Angriffe sind Alltag geworden
Kampagne fordert mehr Respekt für DB-Mitarbeitende
Egal ob am Telefon, im Chat bei WhatsApp oder in E-Mails: Die Mitarbeitenden des Kundendialogs der S-Bahn Berlin sind jeden Tag teils heftigen Beleidigungen durch Kund:innen ausgesetzt. Nicht selten wird es persönlich und geht unter die Gürtellinie.
Besonders alarmierend: Seit einigen Jahren nehmen die verbalen Angriffe kontinuierlich zu. „Die Menschen werden immer aggressiver und ausfallender”, berichtet eine Mitarbeiterin.

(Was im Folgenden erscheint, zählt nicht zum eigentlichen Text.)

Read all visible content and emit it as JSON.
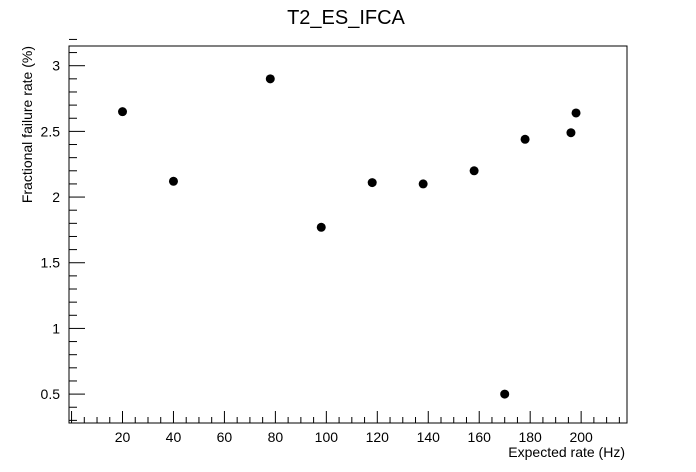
{
  "chart_data": {
    "type": "scatter",
    "title": "T2_ES_IFCA",
    "xlabel": "Expected rate (Hz)",
    "ylabel": "Fractional failure rate (%)",
    "xlim": [
      -1,
      218
    ],
    "ylim": [
      0.28,
      3.15
    ],
    "x_ticks": [
      20,
      40,
      60,
      80,
      100,
      120,
      140,
      160,
      180,
      200
    ],
    "y_ticks": [
      0.5,
      1,
      1.5,
      2,
      2.5,
      3
    ],
    "x_tick_labels": [
      "20",
      "40",
      "60",
      "80",
      "100",
      "120",
      "140",
      "160",
      "180",
      "200"
    ],
    "y_tick_labels": [
      "0.5",
      "1",
      "1.5",
      "2",
      "2.5",
      "3"
    ],
    "grid": false,
    "marker_color": "#000000",
    "series": [
      {
        "x": [
          20,
          40,
          78,
          98,
          118,
          138,
          158,
          170,
          178,
          196,
          198
        ],
        "y": [
          2.65,
          2.12,
          2.9,
          1.77,
          2.11,
          2.1,
          2.2,
          0.5,
          2.44,
          2.49,
          2.64
        ]
      }
    ]
  }
}
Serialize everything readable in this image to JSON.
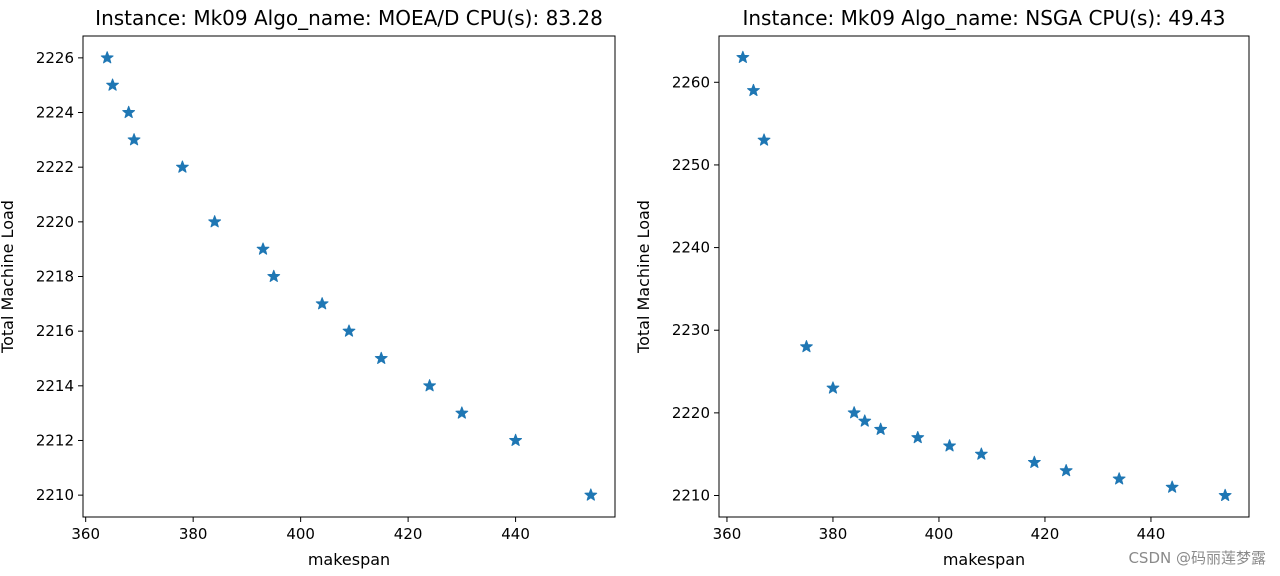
{
  "chart_data": [
    {
      "type": "scatter",
      "marker": "star",
      "color": "#1f77b4",
      "title": "Instance: Mk09 Algo_name: MOEA/D CPU(s): 83.28",
      "xlabel": "makespan",
      "ylabel": "Total Machine Load",
      "xlim": [
        359.5,
        458.5
      ],
      "ylim": [
        2209.2,
        2226.8
      ],
      "xticks": [
        360,
        380,
        400,
        420,
        440
      ],
      "yticks": [
        2210,
        2212,
        2214,
        2216,
        2218,
        2220,
        2222,
        2224,
        2226
      ],
      "x": [
        364,
        365,
        368,
        369,
        378,
        384,
        393,
        395,
        404,
        409,
        415,
        424,
        430,
        440,
        454
      ],
      "y": [
        2226,
        2225,
        2224,
        2223,
        2222,
        2220,
        2219,
        2218,
        2217,
        2216,
        2215,
        2214,
        2213,
        2212,
        2210
      ]
    },
    {
      "type": "scatter",
      "marker": "star",
      "color": "#1f77b4",
      "title": "Instance: Mk09 Algo_name: NSGA CPU(s): 49.43",
      "xlabel": "makespan",
      "ylabel": "Total Machine Load",
      "xlim": [
        358.5,
        458.5
      ],
      "ylim": [
        2207.4,
        2265.6
      ],
      "xticks": [
        360,
        380,
        400,
        420,
        440
      ],
      "yticks": [
        2210,
        2220,
        2230,
        2240,
        2250,
        2260
      ],
      "x": [
        363,
        365,
        367,
        375,
        380,
        384,
        386,
        389,
        396,
        402,
        408,
        418,
        424,
        434,
        444,
        454
      ],
      "y": [
        2263,
        2259,
        2253,
        2228,
        2223,
        2220,
        2219,
        2218,
        2217,
        2216,
        2215,
        2214,
        2213,
        2212,
        2211,
        2210
      ]
    }
  ],
  "watermark": "CSDN @码丽莲梦露"
}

Einige Kund:innen würden gleich zu Beginn eines Gesprächs laut werden und ihrer Unzufriedenheit Luft machen. „Das ist Bestandteil unseres Alltags”, sagt sie.
Von ähnlichen Erfahrungen im Berufsalltag berichten auch Mitarbeitende von DB Regio Nordost.
Zahlen bestätigen: Angriffe auf Mitarbeitende der Deutschen Bahn haben zuletzt immer weiter zugenommen. Allein im vergangenen Jahr wurden rund 3.000 Übergriffe statistisch erfasst.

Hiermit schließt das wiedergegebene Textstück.